Offering Support at a Distance
In my experience working from a psychoanalytic framework, saying goodbye is never final. My move to Barcelona came faster than anticipated due to the pandemic, so I wrote to former patients and families to tell them I had moved, precluding the possibility of an in-person farewell or catching up anytime soon. With the covid crisis, many of these families have returned for support, especially for parenting consultation. At times, this has exacerbated my geographical confusion both psychically and physically. As a result, I often find myself in a parallel process with the experience of my patients who now spend their lives at home while seeing co-workers and teachers and classmates online and struggling to find “a new normal.”
As part of my efforts to feel part of my new community, I have been able to offer voluntary consultation and support to local colleagues who work in the public sector with high risk communities. Many of them are psychodynamic in their thinking but face the limitations of public funds and the pressure to find “solutions.” Recently, during an online supervision of a team of 16, already overwhelmed clinicians spoke of the lack, two months into the pandemic, of an internet platform. They spoke of using their own resources to stay in touch and of the limitations of phone contact. Most of them have caseloads of 80 to 95 cases, so follow-up by phone or Zoom is daunting. Who to prioritize? How to intervene? And how to conduct intake interviews? The nature of the consultation is different under these circumstances. During these times of covid, questions about how to work with children under the age of five emerge for example. I fear all I have to offer these days is empathy, containment, curiosity, and, yes, a good old psychodynamic formulation that supports “good enough” delivery of services, with very different goals in mind. More than ever, supporting our colleagues and developing systems of support around the mental health worker is of the utmost importance.

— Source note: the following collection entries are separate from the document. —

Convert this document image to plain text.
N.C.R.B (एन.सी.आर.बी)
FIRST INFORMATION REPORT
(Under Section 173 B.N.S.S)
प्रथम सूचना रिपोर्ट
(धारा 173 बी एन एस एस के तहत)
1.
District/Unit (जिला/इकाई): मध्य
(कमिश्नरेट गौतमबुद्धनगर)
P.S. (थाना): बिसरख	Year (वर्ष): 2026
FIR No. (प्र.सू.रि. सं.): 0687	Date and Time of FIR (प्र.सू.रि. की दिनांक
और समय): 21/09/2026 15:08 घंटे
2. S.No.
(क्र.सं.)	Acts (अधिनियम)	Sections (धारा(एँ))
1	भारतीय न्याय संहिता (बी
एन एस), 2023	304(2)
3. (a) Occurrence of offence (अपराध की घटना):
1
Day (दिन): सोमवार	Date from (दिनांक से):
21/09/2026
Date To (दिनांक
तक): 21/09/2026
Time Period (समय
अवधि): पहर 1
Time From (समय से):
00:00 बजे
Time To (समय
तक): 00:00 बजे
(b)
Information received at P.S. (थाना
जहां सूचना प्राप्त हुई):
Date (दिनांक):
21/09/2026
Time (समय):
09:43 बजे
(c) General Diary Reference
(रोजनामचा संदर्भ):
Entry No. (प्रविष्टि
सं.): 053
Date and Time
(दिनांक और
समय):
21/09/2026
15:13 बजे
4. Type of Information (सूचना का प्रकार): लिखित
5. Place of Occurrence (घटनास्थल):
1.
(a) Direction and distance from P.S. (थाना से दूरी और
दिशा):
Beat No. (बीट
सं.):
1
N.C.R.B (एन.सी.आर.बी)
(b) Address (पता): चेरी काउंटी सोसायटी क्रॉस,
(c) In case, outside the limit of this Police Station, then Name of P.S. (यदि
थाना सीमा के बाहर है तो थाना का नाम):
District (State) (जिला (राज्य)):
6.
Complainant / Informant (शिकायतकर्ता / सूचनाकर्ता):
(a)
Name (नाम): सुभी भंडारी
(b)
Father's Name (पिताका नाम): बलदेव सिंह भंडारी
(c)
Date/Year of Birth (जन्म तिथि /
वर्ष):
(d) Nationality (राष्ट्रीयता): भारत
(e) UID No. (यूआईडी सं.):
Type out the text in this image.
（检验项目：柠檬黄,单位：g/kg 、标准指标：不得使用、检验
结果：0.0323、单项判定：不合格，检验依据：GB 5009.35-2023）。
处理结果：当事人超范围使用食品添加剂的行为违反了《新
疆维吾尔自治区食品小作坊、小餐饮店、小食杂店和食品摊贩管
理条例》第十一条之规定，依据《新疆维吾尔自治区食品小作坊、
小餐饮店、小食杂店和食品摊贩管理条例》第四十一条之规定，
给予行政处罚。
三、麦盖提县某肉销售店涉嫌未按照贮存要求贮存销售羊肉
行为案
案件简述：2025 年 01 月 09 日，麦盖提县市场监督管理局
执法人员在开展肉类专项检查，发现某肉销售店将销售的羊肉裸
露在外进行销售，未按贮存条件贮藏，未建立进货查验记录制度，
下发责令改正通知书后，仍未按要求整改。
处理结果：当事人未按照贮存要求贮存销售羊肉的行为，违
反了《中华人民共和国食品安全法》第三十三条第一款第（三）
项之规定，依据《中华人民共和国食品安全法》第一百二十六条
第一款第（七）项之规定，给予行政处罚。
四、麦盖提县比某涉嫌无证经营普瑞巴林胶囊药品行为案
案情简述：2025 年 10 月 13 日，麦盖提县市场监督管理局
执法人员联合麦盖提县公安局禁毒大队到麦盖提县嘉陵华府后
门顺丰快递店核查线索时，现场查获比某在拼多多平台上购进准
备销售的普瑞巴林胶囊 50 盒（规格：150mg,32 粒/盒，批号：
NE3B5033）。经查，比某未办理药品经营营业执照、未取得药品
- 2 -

When I was asked to write a letter from Barcelona – what it’s been like being caught in the middle of my own personal and professional transition during the time of covid–my first association was: Love in the Time of the Cholera. The covid pandemic has taken me back to my adolescent surrealism, where time is different, sleep is often your friend and the characters who once inhabited my consulting room on Bradley Street in New Haven now appear once or twice per week on the screen. The love that one cultivates in a therapeutic relationship is a special one, the same as the hate and all other emotional experiences shared and survived in the psychoanalytic encounter.
Since stepping off the plane in my new Spanish home, I have found peace and a desire to keep going forward while enjoying my work on the screen with young and old. Surprisingly, it has brought a sense of continuity which might have been abruptly interrupted otherwise. So, as in my favorite adolescent book where the two lovers find ways of loving and enjoying life in the time of cholera, we will also find ways—with our masks on and from far away—to play, love, and work. In my case, in Spanish, English, and increasingly more in Catalan. In the meantime, I continue to listen to dreams in patients who never dreamt before.